34.1E: Spijsverteringsstelsel: Mond en Maag

Oraale holte

De mondholte, of mond, is het punt waar het voedsel het spijsverteringsstelsel binnenkomt. Het voedsel wordt in kleinere deeltjes gebroken door kauwen, het kauwen door de tanden. Alle zoogdieren hebben tanden en kunnen hun voedsel kauwen.

image
Figuur (\PageIndex{1}): De spijsvertering begint in de mondholte: De vertering van voedsel begint in de (a) mondholte. Het voedsel wordt gekauwd door de tanden en bevochtigd door speeksel dat wordt afgescheiden door de speekselklieren. Enzymen in het speeksel beginnen zetmeel en vetten te verteren. Met behulp van de tong wordt de resulterende bolus door het slikken in de slokdarm gebracht.

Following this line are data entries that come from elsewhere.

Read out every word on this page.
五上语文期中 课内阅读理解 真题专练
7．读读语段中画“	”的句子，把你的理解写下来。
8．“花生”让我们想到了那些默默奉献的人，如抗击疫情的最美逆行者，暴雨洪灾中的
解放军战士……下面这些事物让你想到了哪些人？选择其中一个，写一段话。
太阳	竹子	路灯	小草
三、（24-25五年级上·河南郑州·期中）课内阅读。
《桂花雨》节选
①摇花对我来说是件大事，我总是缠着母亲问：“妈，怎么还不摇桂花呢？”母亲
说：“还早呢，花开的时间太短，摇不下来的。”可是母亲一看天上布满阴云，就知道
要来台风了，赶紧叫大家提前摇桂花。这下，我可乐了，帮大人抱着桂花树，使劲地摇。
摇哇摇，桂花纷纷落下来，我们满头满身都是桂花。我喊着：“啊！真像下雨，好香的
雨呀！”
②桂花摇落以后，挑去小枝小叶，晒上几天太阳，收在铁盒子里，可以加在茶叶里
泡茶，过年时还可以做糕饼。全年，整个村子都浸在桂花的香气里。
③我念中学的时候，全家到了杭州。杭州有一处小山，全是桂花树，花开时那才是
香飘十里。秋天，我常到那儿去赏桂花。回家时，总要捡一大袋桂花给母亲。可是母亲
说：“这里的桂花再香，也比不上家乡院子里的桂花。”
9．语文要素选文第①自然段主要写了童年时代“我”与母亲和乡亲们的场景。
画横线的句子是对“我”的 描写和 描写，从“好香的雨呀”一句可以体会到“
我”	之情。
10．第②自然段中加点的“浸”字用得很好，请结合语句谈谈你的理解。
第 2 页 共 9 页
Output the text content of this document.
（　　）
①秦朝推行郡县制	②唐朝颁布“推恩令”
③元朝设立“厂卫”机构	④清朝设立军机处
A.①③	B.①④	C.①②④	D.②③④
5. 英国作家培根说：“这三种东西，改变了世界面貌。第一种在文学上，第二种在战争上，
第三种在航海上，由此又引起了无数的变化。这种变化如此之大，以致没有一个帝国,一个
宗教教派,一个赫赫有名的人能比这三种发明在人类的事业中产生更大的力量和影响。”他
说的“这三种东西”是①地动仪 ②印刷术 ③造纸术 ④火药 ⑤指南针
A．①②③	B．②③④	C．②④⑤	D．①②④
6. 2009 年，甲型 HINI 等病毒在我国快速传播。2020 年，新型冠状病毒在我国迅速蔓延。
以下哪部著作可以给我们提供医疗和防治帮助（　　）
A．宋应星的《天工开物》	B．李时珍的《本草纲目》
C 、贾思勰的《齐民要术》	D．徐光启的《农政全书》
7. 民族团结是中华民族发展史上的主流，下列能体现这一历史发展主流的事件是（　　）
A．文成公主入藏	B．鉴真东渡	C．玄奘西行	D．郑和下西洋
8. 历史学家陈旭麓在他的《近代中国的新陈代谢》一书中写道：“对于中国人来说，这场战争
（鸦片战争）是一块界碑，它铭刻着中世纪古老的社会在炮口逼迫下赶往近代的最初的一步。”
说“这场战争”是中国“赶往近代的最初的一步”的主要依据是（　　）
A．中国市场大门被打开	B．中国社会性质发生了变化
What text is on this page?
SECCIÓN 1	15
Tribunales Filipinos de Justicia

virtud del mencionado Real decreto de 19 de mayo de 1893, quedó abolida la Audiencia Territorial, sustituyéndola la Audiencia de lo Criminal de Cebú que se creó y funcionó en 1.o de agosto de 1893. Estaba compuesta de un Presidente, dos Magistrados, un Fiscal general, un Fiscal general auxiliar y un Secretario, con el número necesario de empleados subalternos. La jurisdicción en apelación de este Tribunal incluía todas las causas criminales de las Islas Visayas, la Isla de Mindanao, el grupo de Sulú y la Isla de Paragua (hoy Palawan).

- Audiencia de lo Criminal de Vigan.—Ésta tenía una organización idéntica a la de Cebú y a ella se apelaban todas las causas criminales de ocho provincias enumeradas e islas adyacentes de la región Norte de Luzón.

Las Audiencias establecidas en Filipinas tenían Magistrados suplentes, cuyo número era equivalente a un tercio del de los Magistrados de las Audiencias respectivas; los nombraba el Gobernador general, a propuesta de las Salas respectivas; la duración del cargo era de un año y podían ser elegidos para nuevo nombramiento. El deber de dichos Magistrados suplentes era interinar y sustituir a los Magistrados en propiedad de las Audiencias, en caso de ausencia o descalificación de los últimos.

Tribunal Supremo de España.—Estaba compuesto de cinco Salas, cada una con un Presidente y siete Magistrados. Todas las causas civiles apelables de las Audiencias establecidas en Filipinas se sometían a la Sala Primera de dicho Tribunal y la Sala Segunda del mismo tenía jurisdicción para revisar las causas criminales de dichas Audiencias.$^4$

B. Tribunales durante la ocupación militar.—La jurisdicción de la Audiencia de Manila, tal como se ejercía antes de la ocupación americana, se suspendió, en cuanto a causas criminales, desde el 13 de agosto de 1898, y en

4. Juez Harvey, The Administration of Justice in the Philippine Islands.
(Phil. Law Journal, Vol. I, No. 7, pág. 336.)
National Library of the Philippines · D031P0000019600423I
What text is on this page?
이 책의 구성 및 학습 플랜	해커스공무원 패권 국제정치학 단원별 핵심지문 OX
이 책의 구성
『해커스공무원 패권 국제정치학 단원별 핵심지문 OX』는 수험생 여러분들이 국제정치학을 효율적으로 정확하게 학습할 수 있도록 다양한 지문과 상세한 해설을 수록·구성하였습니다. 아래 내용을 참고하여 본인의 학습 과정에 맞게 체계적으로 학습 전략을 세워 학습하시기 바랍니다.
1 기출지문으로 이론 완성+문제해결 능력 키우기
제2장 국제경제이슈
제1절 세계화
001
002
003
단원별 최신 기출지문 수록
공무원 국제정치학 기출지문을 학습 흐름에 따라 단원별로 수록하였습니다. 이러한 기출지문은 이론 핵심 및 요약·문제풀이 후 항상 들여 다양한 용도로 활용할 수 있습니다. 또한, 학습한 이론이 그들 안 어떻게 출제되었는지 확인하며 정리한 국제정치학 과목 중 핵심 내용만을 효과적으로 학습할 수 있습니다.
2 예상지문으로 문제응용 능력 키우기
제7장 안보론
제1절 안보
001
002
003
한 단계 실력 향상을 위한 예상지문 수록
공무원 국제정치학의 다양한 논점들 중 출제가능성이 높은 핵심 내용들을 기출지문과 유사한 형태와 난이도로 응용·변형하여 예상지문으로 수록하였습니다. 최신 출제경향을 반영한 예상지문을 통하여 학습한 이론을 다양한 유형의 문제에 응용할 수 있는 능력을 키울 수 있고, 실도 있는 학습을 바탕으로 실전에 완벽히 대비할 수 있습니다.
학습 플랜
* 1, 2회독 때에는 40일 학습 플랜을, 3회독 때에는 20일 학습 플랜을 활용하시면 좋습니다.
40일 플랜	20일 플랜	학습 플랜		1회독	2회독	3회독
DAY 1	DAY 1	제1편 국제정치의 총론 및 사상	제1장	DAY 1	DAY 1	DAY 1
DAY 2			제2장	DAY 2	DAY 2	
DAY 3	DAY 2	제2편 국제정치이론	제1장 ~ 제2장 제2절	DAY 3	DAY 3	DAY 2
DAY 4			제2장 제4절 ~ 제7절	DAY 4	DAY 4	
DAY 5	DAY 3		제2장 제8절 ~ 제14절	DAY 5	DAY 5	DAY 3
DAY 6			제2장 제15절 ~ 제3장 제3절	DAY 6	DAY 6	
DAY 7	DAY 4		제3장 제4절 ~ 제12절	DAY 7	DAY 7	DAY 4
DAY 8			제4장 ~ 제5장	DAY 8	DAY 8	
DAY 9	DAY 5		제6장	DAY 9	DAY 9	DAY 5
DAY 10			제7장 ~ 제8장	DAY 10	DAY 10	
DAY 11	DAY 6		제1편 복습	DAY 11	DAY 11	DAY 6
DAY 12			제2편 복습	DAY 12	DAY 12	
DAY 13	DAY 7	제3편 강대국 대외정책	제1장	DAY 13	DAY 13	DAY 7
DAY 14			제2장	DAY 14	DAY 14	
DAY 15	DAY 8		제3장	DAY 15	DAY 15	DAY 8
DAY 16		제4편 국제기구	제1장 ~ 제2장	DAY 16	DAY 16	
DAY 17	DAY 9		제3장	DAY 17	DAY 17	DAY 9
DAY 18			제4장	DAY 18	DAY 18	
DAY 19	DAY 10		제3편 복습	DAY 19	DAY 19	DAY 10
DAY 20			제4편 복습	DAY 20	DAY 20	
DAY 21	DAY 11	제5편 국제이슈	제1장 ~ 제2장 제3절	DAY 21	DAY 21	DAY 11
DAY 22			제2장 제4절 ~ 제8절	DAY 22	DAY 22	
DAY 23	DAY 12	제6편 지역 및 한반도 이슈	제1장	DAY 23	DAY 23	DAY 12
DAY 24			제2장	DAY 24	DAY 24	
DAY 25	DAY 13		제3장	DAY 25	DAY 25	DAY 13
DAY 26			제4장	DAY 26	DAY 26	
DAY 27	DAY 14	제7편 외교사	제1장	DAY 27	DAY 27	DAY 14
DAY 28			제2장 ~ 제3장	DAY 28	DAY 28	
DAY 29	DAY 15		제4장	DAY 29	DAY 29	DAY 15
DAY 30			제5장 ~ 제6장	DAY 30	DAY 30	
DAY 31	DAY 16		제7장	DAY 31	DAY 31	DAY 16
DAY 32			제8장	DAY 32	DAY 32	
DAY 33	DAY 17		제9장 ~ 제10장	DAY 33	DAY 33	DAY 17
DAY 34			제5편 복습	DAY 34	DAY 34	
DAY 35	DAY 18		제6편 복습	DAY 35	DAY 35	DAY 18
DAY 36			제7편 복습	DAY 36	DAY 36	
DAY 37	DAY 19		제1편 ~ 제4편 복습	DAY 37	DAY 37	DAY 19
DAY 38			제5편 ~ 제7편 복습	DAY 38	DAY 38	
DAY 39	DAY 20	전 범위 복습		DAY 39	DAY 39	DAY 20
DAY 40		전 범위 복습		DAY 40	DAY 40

Het uitgebreide chemische proces van de spijsvertering begint in de mond. Terwijl het voedsel wordt gekauwd, vermengt het speeksel dat door de speekselklieren wordt geproduceerd, zich met het voedsel. Speeksel is een waterige substantie die in de mond van veel dieren wordt geproduceerd. Er zijn drie grote klieren die speeksel afscheiden: de oorspeekselklier, de submandibulaire klier en de sublinguale klier. Speeksel bevat slijm dat het voedsel bevochtigt en de pH van het voedsel buffert. Speeksel bevat ook immunoglobulinen en lysozymes, die een antibacteriële werking hebben om tandbederf tegen te gaan door de groei van sommige bacteriën te remmen. Bovendien bevat speeksel een enzym, speekselamylase genaamd, dat begint met het omzetten van zetmeel in voedsel in een disacharide, maltose genaamd. Een ander enzym, lipase, wordt geproduceerd door de cellen in de tong. Het behoort tot een klasse van enzymen die triglyceriden kunnen afbreken. Linguale lipase begint met de afbraak van vetbestanddelen in het voedsel. Door de kauw- en bevochtigingswerking van de tanden en het speeksel wordt het voedsel gevormd tot een massa, de bolus, die wordt doorgeslikt. De tong helpt bij het doorslikken door de bolus van de mond in de keelholte te brengen. De keelholte komt uit op twee doorgangen: de luchtpijp, die naar de longen leidt, en de slokdarm, die naar de maag leidt. De opening van de luchtpijp, de glottis, wordt bedekt door een kraakbenige flap, de epiglottis. Bij het slikken sluit het strotklepje het strotklepje, waardoor het voedsel in de slokdarm terechtkomt en niet in de luchtpijp, zodat het voedsel niet in de longen terechtkomt.